You won’t find that story coming out of our Cancer Industrial Complex, nor from the sycophantic journalists eager to report on the latest gee-whiz breakthrough in therapeutics. Preventing cancer is boring; curing it is thrilling.
And lucrative.
A $100B market with nearly 10% annual growth is a trough that everyone wants to dive into. Oncology drugs are the modern gold rush: as of 2015, there were 586 late phase therapies being developed by 511 companies.
With that kind of cash sloshing around, it’s not hard to suborn “key opinion leaders” whose ego-driven needs for validation and recognition make it easy to rationalize grabbing a golden ticket. After all, even if you are caught, the consequence appears to be a prestigious and lucrative job in pharma.
It’s time to call bullshit on this charade. It’s time to recognize that cancer prevention is far more effective than cancer therapy in saving lives, and its time to put our money into prevention efforts rather than high-priced therapies that are doing nothing to reduce deaths from cancer.
First rate!
How much of that drop in deaths is due to early detection finding things that would never have killed the patient? I understand that most supposed prostate cancers are false alarms.Are those numbers corrected for that bias?
That’s a tough question but a good one.I don’t think a definitive answer is possible. There is too much disagreement as to how to define and detect those false alarms.

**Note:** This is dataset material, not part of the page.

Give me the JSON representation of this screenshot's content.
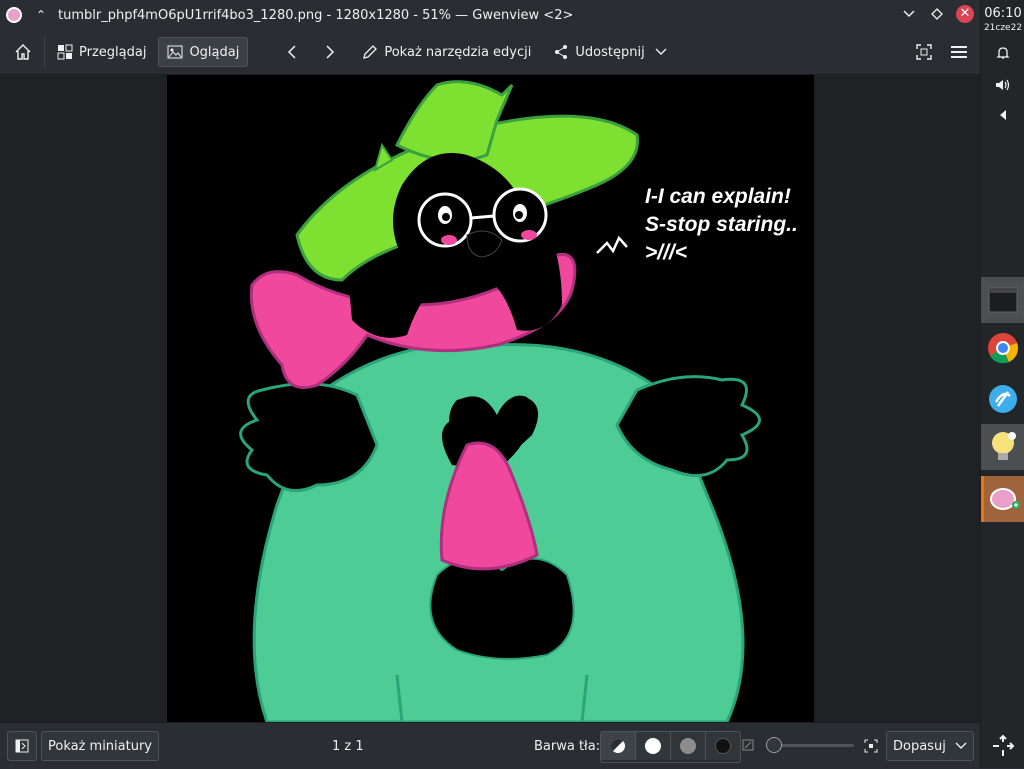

The most I think we can hope for from these numbers is that they are consistent, even if biased, over the time period reported. That at least gives us some info with regard to trends. I worry that my graph which shows death per diagnosis is biased in a way that makes the apparent flattening out of progress just an artifact. But that would mean a drop in diagnostic yield in the last 7-8 years, while deaths from older cases continued apace, which hardly seems possible.